Ham & Swiss Reubens with Savoy Cabbage & Green Onion Dressing

Ham & Swiss Reubens with Savoy Cabbage & Green Onion Dressing
  • 4Servings


  • 1 tablespoon canola or olive oil
  • 3 cups shredded savoy cabbage
  • Celery seed, salt and white pepper, to taste
  • 2 tablespoons cider vinegar or white wine
  • 1 cup sour cream
  • 1/4 cup ketchup
  • 3 tablespoons pickle relish
  • 3 - 4 scallions or spring onions, white and light-green parts only, finely chopped
  • Black pepper
  • 2 tablespoons butter
  • 8 slices deli rye bread
  • Brown deli mustard
  • 3/4 pound sliced Swiss cheese
  • 1 pound sliced mild deli ham


In a large skillet, heat the oil over medium. Add the cabbage; cook until wilted, about 2 minutes. Season with the celery seed, salt and white pepper. Douse with the vinegar. Lower the heat to keep the cabbage mixture warm.

Heat a griddle or large skillet over medium-low to medium.

In a medium bowl, combine the sour cream, ketchup, relish and scallions; season with salt and black pepper.
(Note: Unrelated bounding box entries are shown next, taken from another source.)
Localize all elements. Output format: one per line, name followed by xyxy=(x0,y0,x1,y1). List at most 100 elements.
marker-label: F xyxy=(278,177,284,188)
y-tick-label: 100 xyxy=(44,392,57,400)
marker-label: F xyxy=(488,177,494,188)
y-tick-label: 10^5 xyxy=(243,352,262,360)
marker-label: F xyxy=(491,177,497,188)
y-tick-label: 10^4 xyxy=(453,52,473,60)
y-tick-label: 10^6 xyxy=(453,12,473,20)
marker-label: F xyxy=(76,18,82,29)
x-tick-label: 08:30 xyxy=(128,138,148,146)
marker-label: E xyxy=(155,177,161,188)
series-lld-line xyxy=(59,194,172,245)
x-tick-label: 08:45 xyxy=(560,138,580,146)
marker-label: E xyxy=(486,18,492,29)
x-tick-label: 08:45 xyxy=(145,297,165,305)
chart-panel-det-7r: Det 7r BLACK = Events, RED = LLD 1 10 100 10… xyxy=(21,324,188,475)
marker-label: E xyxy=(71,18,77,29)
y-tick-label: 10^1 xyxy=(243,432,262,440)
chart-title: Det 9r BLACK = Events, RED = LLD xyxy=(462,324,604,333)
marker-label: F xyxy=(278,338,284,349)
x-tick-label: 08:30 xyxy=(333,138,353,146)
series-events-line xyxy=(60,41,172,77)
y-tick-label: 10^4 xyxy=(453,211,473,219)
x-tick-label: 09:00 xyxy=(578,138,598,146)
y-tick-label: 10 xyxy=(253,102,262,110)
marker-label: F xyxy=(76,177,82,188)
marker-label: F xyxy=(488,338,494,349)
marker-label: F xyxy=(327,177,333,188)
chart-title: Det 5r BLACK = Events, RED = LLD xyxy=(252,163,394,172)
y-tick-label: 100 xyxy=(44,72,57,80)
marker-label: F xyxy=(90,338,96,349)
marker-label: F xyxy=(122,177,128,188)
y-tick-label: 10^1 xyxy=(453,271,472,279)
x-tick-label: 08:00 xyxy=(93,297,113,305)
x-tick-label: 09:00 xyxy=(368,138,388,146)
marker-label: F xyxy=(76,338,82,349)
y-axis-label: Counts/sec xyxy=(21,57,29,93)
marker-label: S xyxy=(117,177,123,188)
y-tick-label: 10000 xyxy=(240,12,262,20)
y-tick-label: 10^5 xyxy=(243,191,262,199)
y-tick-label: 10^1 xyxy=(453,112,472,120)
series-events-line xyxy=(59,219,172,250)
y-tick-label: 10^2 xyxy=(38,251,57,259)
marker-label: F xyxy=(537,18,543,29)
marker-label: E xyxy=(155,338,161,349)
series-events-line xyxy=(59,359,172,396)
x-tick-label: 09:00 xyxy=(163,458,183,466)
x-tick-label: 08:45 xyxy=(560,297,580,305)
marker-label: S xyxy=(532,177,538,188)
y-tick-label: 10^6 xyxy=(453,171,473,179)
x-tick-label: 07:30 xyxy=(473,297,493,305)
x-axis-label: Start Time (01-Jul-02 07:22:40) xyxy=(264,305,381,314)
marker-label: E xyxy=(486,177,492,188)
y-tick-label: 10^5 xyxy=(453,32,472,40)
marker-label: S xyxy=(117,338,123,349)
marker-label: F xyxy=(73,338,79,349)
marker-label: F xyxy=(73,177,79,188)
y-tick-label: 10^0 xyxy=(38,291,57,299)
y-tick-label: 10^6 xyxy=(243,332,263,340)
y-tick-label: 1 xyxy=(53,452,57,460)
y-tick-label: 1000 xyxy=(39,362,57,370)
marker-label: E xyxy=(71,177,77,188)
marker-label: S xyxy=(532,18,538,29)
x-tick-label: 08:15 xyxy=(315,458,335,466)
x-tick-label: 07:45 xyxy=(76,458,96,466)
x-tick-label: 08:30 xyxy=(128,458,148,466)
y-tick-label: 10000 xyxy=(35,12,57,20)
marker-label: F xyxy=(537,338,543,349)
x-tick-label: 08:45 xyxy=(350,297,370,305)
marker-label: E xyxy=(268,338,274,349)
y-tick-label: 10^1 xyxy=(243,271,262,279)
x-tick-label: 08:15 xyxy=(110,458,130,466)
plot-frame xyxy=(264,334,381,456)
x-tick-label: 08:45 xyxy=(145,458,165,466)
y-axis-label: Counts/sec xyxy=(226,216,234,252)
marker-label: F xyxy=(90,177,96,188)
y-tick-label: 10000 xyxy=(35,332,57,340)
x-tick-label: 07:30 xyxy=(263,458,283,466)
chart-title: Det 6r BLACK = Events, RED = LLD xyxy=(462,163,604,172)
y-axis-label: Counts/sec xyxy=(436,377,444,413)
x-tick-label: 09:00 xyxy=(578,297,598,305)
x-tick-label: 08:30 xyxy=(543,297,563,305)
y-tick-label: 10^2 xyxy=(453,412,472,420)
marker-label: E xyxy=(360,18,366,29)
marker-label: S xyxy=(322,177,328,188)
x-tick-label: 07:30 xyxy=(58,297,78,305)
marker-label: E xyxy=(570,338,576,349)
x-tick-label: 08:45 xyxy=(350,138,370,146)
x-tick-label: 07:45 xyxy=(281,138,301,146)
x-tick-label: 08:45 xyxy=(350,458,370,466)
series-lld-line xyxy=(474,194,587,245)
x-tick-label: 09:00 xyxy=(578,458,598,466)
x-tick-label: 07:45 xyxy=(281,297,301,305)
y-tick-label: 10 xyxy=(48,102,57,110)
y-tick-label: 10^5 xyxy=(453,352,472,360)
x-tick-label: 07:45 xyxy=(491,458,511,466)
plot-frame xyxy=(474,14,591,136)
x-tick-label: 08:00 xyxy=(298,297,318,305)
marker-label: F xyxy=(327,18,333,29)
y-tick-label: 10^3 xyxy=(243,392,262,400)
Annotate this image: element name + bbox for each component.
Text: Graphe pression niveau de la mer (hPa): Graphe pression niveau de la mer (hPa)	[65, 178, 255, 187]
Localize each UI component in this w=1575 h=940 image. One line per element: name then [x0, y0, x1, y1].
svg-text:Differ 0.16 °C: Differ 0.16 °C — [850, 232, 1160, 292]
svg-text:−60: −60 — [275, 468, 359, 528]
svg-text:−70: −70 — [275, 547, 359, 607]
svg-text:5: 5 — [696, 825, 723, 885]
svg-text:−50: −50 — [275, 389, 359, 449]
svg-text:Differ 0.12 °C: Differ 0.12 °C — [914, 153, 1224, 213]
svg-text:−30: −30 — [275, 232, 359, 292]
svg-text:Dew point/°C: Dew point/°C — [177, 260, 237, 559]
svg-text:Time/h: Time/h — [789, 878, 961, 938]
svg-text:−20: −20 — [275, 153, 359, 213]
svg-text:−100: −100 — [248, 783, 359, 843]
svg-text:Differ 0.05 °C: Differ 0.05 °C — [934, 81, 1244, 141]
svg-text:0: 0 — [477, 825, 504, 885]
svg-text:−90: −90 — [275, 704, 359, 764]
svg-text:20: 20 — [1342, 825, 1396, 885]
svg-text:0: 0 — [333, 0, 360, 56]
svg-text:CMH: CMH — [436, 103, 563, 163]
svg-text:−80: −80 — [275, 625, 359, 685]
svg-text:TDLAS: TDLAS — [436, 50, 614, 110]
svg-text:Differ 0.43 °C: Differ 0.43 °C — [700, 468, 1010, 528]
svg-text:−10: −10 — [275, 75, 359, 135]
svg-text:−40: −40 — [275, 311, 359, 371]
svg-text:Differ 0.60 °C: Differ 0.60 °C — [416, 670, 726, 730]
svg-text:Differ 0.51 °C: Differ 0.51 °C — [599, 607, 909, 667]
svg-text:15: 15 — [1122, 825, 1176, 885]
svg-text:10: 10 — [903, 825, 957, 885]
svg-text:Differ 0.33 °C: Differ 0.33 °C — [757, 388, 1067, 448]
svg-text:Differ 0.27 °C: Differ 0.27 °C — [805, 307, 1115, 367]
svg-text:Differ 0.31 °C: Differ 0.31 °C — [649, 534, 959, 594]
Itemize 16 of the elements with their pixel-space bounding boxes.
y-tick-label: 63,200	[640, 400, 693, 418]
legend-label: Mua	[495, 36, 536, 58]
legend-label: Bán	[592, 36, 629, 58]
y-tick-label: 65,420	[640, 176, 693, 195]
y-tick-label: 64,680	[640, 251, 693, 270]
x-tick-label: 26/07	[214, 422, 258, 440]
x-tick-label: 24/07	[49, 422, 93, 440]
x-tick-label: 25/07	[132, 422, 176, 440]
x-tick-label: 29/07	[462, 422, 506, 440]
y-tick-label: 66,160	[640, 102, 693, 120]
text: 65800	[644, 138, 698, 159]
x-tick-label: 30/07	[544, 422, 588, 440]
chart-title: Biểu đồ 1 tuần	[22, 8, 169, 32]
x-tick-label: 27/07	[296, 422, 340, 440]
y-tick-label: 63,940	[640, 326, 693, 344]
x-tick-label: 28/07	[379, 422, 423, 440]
In a small bowl, melt the butter in the microwave or melt it in a small pan over low heat. Brush one side of the bread slices with melted butter.

Build the sandwiches with the buttered sides of the bread facing out. Spread 4 slices of bread with the mustard, top with half the cheese, the ham, the remaining cheese and the cabbage mixture. Slather the remaining 4 slices of bread liberally with green onion dressing; set on top of sandwiches, buttered side facing out.

Griddle the sandwiches, pressing down with a spatula, until the bread is golden, the cheese melts and the sandwich is hot all the way through, about 5 minutes per side.